Article Category: Pillars | Places | SC22

The Marsellus Casket Company

Posted Saturday, Dec 01
Written By Alice Adams
Southern Calls, Vol. 22, December 2018

For over 130 years, Marsellus Casket Company remained true to its highly principled, purposeful mission to manufacture the finest handcrafted hardwood caskets and offer maximum value to funeral home owners and to the families they serve. The company was supported by an undeniably loyal and enthusiastic organization of highly-skilled men and women who, through the generations, were encouraged to think, to learn, to enhance their skills and to live up to their responsibilities. 

During the company’s early development – and with humility – the business faced all honorable competition, learned from every possible source and adopted with eagerness all improvements in merchandise, methods and equipment. Its goals to assure satisfaction with every purchase and to acknowledge public confidence and goodwill were incredibly important. Until the end, the company maintained a successful, growing business, quickly responsive to new ideas and changing times while displaying a fierce dedication to the interests of the community, the funeral profession and the casket industry. The company code, a constant quest to perpetuate the high standards of product, purpose and perfection, remained unwavering until the very last casket left the factory in 2003. 

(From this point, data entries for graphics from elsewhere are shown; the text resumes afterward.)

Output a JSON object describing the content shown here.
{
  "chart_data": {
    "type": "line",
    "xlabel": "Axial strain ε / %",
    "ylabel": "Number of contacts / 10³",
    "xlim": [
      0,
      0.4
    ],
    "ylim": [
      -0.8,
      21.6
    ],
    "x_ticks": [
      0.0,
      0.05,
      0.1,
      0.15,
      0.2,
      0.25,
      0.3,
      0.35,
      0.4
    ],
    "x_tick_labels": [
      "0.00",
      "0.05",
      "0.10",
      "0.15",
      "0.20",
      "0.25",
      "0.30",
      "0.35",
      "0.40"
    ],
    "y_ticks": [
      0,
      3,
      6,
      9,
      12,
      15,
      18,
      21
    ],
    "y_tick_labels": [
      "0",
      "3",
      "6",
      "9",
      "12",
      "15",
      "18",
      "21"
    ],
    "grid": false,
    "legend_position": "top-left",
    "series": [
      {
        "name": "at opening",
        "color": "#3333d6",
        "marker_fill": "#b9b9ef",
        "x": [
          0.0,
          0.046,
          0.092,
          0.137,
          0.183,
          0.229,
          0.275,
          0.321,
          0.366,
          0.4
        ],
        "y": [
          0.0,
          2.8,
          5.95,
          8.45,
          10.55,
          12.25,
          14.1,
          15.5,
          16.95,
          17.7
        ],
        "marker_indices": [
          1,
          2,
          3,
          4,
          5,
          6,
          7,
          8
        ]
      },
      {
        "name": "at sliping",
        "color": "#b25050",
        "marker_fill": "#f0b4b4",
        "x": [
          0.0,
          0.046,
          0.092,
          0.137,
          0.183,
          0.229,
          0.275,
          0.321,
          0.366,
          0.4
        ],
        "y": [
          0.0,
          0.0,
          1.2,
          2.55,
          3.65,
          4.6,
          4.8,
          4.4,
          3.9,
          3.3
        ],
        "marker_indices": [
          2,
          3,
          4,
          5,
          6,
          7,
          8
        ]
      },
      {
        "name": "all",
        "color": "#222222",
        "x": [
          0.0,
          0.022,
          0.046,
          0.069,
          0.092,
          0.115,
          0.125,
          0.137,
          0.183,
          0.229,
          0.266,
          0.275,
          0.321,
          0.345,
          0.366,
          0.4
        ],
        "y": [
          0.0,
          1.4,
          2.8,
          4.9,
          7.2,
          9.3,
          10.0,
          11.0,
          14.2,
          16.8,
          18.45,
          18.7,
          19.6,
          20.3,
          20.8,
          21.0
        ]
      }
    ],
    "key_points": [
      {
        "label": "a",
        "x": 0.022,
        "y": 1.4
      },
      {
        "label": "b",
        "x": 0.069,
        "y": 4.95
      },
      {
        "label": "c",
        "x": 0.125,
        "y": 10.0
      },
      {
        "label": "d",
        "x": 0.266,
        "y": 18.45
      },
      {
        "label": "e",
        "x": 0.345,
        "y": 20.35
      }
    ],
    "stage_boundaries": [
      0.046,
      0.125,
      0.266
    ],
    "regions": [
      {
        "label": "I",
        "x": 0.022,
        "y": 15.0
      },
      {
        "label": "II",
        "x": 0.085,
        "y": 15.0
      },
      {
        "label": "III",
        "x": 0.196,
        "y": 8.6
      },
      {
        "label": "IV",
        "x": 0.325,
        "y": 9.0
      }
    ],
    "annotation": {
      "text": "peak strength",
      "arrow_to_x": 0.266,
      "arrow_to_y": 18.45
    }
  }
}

Founded by a keenly ambitious traveling salesman, John Marsellus originally made his mark as a peddler of undertakers’ accoutrements. At the age of 20, Marsellus left his Schenectady home in Upstate New York for New York City and a junior partnership opportunity selling his specialty supplies along the Erie Canal. To describe travel as simply difficult during the late 1800s would be an understatement. Transportation was slow and unreliable, while communication was nearly nonexistent. Marsellus commonly utilized a canal packet boat for travel. Although the competition was intense and the sales tactics often underhanded among rivals, Marsellus experienced much success, which was directly attributed to his unshakeable virtue and genuine honesty – core values that served as the foundation of the Marsellus name. 

Unable to contain his entrepreneurial spirit any longer, Marsellus saved enough money to leave New York City and the security of his flourishing career. Arriving in Syracuse, he described in a diary entry, “This is a bustling community.” In the early 1870s, the John Marsellus Casket Company was born.

John Marsellus, Founder
John Marsellus, Mfg. Co., Limited | 1846-1941
John Marsellus, Founder
John Marsellus, Mfg. Co., Limited | 1846-1941

Handwritten note from John Marsellus  |  The John Marsellus Casket Co., in its spirit not only, but in actual treatment of its many employees, through many years of intercourse, regardfully recognized the immortal worth and dignity of man; the appreciation of his manhood; the acknowledgment that all men – even those performing the most humble of tasks – are peers (the lowest with the exalted), and that all work is glorified.

Less than a decade following the end of the Civil War, America was beginning to develop an interest in the services of undertakers. Services held in the home were still the most common, but embalming and an increase in respect and specialized care for the dead was becoming more prevalent. Advertising broomsticks, novelties, medicine chests, shoe-brush handles and cloth-covered coffins, Marsellus began with fewer than a dozen employees who truly handcrafted each item. From the earliest of days, Marsellus instilled several principles that would remain constant throughout the next 130 years. 

“Whiskers had what I call ‘founder power,’” explained John D. Marsellus, using the nickname coined for his great-grandfather because of his enormous mutton chops. “He believed strongly in the principle of innovation, building a product up to a standard and not down to a price and contributing to the profession he served and to the community in which he labored.”